Updates from our AI assessment projects
Three new findings
This term, we’ve been busy turning out results and analysis for all of our big Comparative Judgement national assessment projects.
The Comparative Judgement plus AI model, which we developed earlier this year and trialled in March, is now available as standard for all of our national & bespoke assessments. We have now assessed over 200,000 pieces of writing using this model and we have just completed our first national history assessment.
Here are three new things we’ve learned from this term’s assessments.
AI Comparative Judgement delivers very similar results to human Comparative Judgement - it’s just quicker!
We’ve written extensively about the high agreement rates we see between our human & AI judges.
We now have some different data points showing something similar.
For the Year 3 writing assessment that we ran this term, almost half of our schools chose to use AI judges, and the rest chose not to. This means we can compare the results of each sub-group and see if there are any discrepancies.
What we found was that the two groups were very similar. The overall means of each group were exactly the same: 493. The standard deviation for the AI-judged group was slightly smaller - 39 compared to 46. This means there were fewer very high and very low scores in the AI-judged group. We are not totally sure why this is, but it is not a huge difference.

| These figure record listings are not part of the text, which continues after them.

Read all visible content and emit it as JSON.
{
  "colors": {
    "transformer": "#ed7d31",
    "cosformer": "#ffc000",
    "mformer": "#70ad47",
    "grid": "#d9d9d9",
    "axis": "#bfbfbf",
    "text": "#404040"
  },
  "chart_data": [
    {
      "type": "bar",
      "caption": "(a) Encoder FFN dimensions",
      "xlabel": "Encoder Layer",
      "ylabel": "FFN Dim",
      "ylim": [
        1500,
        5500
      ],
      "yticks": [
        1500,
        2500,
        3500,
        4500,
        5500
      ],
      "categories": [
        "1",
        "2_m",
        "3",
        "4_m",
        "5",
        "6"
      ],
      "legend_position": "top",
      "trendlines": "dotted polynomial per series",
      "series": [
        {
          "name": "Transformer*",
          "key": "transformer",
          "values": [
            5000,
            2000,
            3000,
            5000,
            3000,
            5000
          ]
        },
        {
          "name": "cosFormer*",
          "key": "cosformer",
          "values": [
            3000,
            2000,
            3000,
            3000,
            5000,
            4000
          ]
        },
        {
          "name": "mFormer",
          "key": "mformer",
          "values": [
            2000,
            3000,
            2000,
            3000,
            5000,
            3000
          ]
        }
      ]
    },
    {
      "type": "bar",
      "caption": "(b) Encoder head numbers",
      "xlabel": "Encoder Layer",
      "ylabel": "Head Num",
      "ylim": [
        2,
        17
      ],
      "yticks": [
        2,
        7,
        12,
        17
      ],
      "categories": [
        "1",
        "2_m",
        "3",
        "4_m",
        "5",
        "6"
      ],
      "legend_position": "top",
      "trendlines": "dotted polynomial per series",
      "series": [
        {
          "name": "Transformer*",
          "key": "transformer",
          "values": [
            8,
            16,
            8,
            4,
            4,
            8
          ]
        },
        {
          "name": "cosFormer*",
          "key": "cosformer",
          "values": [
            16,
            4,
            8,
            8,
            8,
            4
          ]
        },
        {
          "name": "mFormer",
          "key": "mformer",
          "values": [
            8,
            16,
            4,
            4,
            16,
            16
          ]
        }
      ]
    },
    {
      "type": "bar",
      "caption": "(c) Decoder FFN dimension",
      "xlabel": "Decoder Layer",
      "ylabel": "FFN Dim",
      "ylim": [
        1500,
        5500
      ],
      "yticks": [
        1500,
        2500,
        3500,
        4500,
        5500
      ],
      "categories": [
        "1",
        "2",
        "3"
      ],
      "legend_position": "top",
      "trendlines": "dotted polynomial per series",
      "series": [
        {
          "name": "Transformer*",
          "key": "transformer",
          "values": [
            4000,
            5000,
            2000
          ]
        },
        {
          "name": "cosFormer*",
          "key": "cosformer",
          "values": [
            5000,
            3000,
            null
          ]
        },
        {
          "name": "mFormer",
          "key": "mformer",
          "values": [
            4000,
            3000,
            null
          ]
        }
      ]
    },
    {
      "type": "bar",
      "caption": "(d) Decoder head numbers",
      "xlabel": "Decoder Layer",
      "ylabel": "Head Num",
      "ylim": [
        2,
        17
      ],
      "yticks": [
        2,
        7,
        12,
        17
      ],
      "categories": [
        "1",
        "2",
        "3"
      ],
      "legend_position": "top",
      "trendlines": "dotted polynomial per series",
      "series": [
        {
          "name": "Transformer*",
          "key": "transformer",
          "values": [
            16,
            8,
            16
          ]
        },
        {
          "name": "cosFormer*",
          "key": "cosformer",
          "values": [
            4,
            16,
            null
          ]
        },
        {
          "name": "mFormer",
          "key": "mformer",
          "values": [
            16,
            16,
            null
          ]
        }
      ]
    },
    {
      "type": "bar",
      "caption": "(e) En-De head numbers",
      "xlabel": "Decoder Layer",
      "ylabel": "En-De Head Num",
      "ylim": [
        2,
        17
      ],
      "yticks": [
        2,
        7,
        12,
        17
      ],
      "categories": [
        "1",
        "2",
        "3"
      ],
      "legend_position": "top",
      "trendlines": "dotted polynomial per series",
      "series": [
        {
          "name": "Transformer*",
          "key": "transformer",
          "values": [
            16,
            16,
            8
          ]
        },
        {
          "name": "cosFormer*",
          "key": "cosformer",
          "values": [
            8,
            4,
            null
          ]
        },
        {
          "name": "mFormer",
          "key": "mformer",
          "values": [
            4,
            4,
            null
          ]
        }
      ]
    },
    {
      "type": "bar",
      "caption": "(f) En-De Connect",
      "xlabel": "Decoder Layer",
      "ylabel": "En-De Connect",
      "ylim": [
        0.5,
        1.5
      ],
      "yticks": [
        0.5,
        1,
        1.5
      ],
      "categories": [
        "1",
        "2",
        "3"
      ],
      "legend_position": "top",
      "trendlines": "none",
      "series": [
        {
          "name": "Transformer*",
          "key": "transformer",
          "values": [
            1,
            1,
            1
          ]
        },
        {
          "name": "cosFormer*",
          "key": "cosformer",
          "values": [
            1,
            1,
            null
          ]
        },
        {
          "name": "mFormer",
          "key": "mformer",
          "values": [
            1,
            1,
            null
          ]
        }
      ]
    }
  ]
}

AI is better at Comparative Judgement than absolute judgement
There are a lot of organisations out there doing AI marking. Most of them get the AI to do traditional marking, which is a form of absolute judgement. You are asking the AI to look at one piece of writing and place it on an absolute scale.

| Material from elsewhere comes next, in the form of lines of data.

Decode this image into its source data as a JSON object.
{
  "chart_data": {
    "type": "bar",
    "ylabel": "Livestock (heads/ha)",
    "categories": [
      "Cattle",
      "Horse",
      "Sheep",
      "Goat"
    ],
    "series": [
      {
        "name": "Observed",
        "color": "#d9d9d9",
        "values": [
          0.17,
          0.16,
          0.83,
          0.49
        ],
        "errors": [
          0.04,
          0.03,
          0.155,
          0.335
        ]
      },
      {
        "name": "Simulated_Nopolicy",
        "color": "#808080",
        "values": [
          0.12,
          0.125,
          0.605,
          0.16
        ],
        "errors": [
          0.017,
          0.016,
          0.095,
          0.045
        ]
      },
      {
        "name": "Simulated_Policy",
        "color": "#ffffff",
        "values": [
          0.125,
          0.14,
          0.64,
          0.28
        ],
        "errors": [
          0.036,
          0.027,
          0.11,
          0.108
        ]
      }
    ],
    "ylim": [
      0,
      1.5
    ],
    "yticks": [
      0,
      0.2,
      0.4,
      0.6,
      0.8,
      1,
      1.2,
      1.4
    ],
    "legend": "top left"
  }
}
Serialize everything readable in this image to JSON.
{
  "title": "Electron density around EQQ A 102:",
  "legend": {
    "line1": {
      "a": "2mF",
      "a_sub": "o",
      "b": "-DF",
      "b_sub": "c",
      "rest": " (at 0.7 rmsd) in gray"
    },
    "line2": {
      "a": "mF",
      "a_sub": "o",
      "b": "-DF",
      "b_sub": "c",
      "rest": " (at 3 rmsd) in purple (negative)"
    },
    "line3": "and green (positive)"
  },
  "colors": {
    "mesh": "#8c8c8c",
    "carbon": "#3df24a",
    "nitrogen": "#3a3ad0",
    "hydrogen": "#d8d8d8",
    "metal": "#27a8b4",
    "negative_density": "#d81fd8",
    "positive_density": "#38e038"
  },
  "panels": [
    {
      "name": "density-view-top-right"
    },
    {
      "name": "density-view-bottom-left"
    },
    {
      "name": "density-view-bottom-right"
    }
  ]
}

We trialled this approach in the past and moved away from it for several reasons, the most important of which was that the AI just wasn’t very good at it.1
One way we can validate the scores from any assessment is to see if they help you predict the scores the same students got on other assessments of the same construct. We have used this method to validate our human Comparative Judgement assessments over the last few years and we routinely see 0.7+ correlation between student scores on one assessment and the next. Using the AI to make absolute judgements, we saw only a 0.5 correlation.
However, now we are using Comparative Judgement, we are seeing much higher correlations. Approximately 23,000 students who took part in this term’s Year 3 assessment also took part in a similar Year 2 assessment in February which was entirely judged by humans. We could therefore measure the correlation between the Feb Y2 assessment and the Oct Y3 assessment. We found that the October Y3 human and AI judges both achieved high correlations with the Feb Y2 assessment. (This of course is another data point showing that the AI is as good as humans).

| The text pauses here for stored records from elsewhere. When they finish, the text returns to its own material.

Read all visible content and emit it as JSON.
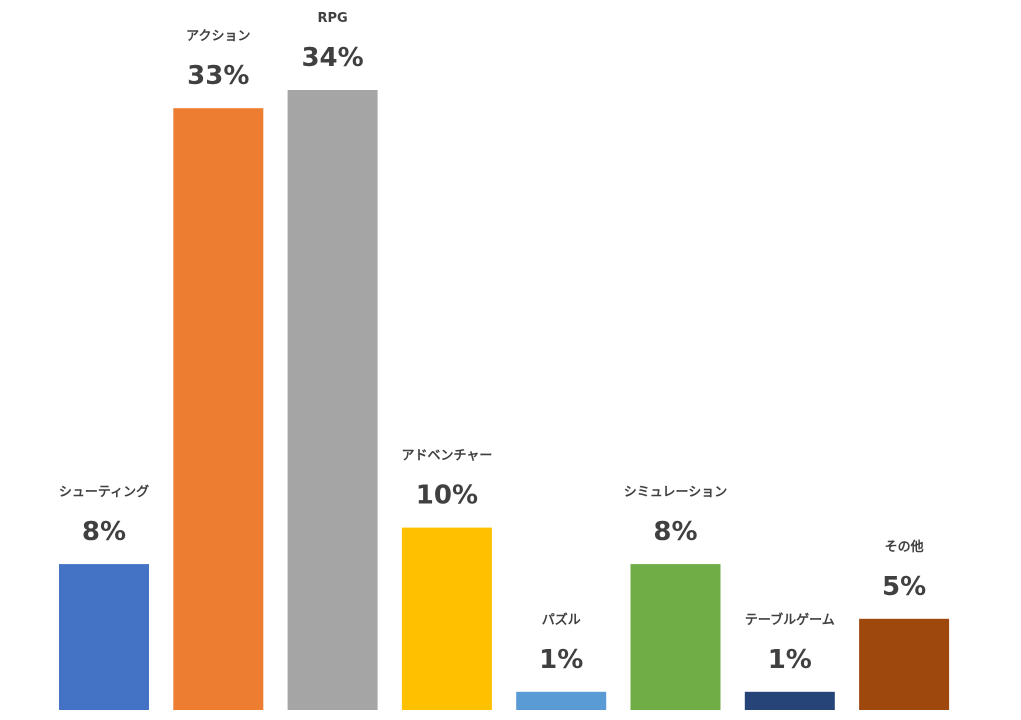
{
  "chart_data": {
    "type": "bar",
    "categories": [
      "シューティング",
      "アクション",
      "RPG",
      "アドベンチャー",
      "パズル",
      "シミュレーション",
      "テーブルゲーム",
      "その他"
    ],
    "values": [
      8,
      33,
      34,
      10,
      1,
      8,
      1,
      5
    ],
    "value_labels": [
      "8%",
      "33%",
      "34%",
      "10%",
      "1%",
      "8%",
      "1%",
      "5%"
    ],
    "colors": [
      "#4472C4",
      "#ED7D31",
      "#A5A5A5",
      "#FFC000",
      "#5B9BD5",
      "#70AD47",
      "#264478",
      "#9E480E"
    ],
    "ylim": [
      0,
      34
    ],
    "grid": false,
    "legend": "none",
    "title": "",
    "xlabel": "",
    "ylabel": ""
  }
}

AI can judge subjects other than English Language
We have just completed our first nationally standardised history assessment. 25 schools and just over 4,000 students took part. In the past we have had lots of schools use our platform for history assessment, but we’ve never run a nationally standardised project, partly because there aren’t as many history teachers as English teachers and this makes judging quite time consuming.
Adding in AI judges dramatically reduced the time it took to judge. On average, each teacher in the project judged for just under 20 minutes - which is what we predicted. In return, they got 7 PDFs with incredibly detailed data and feedback.
Was the AI good at judging more complex essays where the focus is not just on writing but on subject content too? The AI agreed with the human decisions 77% of the time. This is slightly lower than the 85% we typically get for writing assessments, but it’s still not bad. Our initial feedback from schools is that the results made sense.
We also have hundreds of schools using our platform to run custom AI assessments in a whole range of subjects. Custom assessments use all of our AI features, but they are customised to an individual’s schools curriculum & calendar and aren’t nationally standardised. It is early days, but so far the approach seems to be working well for all these other subjects too.
If you would like to learn more, our next introduction webinar is in January.
Even if the AI does get better at absolute judgement, there are still problems. It’s hard to use human oversight to validate this approach, and there is no statistical model underneath it - which is a problem given that most grades involve a significant statistical element (eg in England about 2.5% of students get a grade 9 in GCSE English Language).